Alpes Literários

Alpes Literários

Subtítulo

UM PASSEIO PELOS ALPES LITERÁRIOS

terça-feira, 22 de abril de 2025

Carlos Mastronardi - Os Reis Esquecidos

Nestes versos, o poeta argentino emprega uma linguagem críptica, com imagens algo surrealistas, para transmitir a ideia de que existe um mundo de sombras, dominado por reinos ocultos que urdem uma rede de influência sobre nossas vidas, dirigindo nossos passos e quereres, sem que nos demos conta.

 

Há elementos no poema que suportam tanto uma interpretação que se oriente a levar em conta as influências externas às pessoas – a exemplo das pressões que nos impõe a sociedade sobre papéis e expectativas que, em última instância, podem nos distanciar de nossas verdadeiras identidades –, quanto internas – o mundo secreto do inconsciente, governado por forças psíquicas que condicionam nossos destinos, capazes de erigir um “cárcere” de limitações e de padrões autodestrutivos.

 

Seja como for, aos olhos do falante, seríamos como que “criaturas desertas”, à mercê de forças oprimentes, naquilo que entregues, fatal e resignadamente, ao transcurso do tempo, entre passados sepulcrais – afinal, somos também, em grande medida, os nossos mortos e ausentes! – e sonhos não realizados.

 

J.A.R. – H.C.

 

Carlos Mastronardi

(1901-1976)

 

Los Reyes Olvidados

 

A Miguel Angel Fernández

 

Las personas del sueño te persiguen y asedian

mientras juegas con seres concretos bajo el día,

y oscuras poblaciones desde los hondos años

trabajan escondidas para erigir tu cárcel.

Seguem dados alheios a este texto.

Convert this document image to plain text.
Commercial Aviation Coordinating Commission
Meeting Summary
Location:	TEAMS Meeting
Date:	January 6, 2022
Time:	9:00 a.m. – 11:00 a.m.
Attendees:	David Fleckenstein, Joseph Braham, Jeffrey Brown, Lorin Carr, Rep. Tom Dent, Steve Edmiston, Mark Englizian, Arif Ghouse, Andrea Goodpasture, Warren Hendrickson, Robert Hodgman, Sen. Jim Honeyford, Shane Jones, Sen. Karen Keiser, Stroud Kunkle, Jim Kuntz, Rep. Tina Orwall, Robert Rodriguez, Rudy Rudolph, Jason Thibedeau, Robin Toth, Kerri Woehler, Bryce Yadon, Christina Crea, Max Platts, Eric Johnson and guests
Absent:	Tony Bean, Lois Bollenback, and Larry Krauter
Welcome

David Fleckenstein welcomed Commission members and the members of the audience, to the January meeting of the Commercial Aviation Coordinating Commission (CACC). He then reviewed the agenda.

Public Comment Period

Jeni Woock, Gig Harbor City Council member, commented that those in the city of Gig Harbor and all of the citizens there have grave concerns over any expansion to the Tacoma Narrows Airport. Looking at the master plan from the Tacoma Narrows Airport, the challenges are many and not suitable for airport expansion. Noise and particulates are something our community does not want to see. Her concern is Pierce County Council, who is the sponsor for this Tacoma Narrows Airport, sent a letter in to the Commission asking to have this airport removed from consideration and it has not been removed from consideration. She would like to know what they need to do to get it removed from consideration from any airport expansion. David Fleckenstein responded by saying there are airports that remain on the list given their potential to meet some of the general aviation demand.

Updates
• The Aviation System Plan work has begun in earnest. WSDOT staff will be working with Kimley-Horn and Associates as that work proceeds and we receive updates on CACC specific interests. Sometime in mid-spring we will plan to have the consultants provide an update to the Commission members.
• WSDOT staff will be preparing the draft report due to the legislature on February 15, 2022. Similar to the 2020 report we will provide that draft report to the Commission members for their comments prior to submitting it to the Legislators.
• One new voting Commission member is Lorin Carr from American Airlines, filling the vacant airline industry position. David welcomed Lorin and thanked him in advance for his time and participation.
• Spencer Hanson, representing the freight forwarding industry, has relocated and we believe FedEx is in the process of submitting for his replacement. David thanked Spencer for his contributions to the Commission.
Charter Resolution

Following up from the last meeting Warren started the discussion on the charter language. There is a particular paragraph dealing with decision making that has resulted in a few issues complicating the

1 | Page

Tejen tu viva trama muchos reyes secretos,

y en la tierra más tuya, silenciosos, se afanan

los tiranos sutiles que te dictan entero

mientras tus ojos se abren al mundo que conoces.

Suaves monstruos te llevan a un mentido futuro

que pronto será sombra tenaz de lo disuelto.

Te vulneran y vencen las flores que han ardido

en la centella larga de la edad que te inunda.

El ayer vengativo siempre aviva tu anhelo

con la rosa esperada, pero en ti ya marchita.

Los olvidados seres que a la sombra cediste,

en harapos regresan y al porvenir te arrojan.

Te excavan y te ahondan lentísimos ausentes,

oh tumba de los otros, alma vuelta al mañana,

sumisa a unos fantasmas que te sitian y roban

para entregar al tiempo la criatura desierta.

 

En: “Siete poemas” (1963)

 

Uma Lágrima

(Marcel Caram: artista mineiro)

 

Os Reis Esquecidos

 

A Miguel Angel Fernández

 

As pessoas do sonho te perseguem e te assediam,

enquanto brincas com seres concretos sob o dia,

e populações furtivas, desde incomensuráveis anos,

trabalham escondidas para erigir teu cárcere.

Muitos reis secretos tecem a tua vívida trama,

e na terra que é mais tua, silenciosos, locupletam-se

tiranos sutis que te sentenciam por inteiro,

enquanto teus olhos se abrem ao mundo que conheces.

Monstros gentis te conduzem a um futuro falacioso,

que em breve será uma sombra tenaz do dissolvido.

Vulneram-te e dominam-te as flores que têm ardido

sob a longa centelha da idade que te inunda.

O ontem vingativo sempre alimenta o teu desejo

pela esperada rosa, mas em ti já emurchecida.

Os seres esquecidos que à sombra cedeste,

em farrapos regressam e ao porvir te impelem.

Escavam-te a afundam-te lentíssimos ausentes,

ó túmulo dos outros, alma orientada ao amanhã,

submissa a alguns fantasmas que te cercam e te roubam,

para entregar ao tempo a criatura deserta.

 

Em: “Sete poemas” (1963)

 

Referência:

 

MASTRONARDI, Carlos. Los reyes olvidados. In: __________. Poesías completas. Prólogo de Juan Carlos Ghiano. Buenos Aires, AR: Academia Argentina de Letras, 1982. p. 121-122.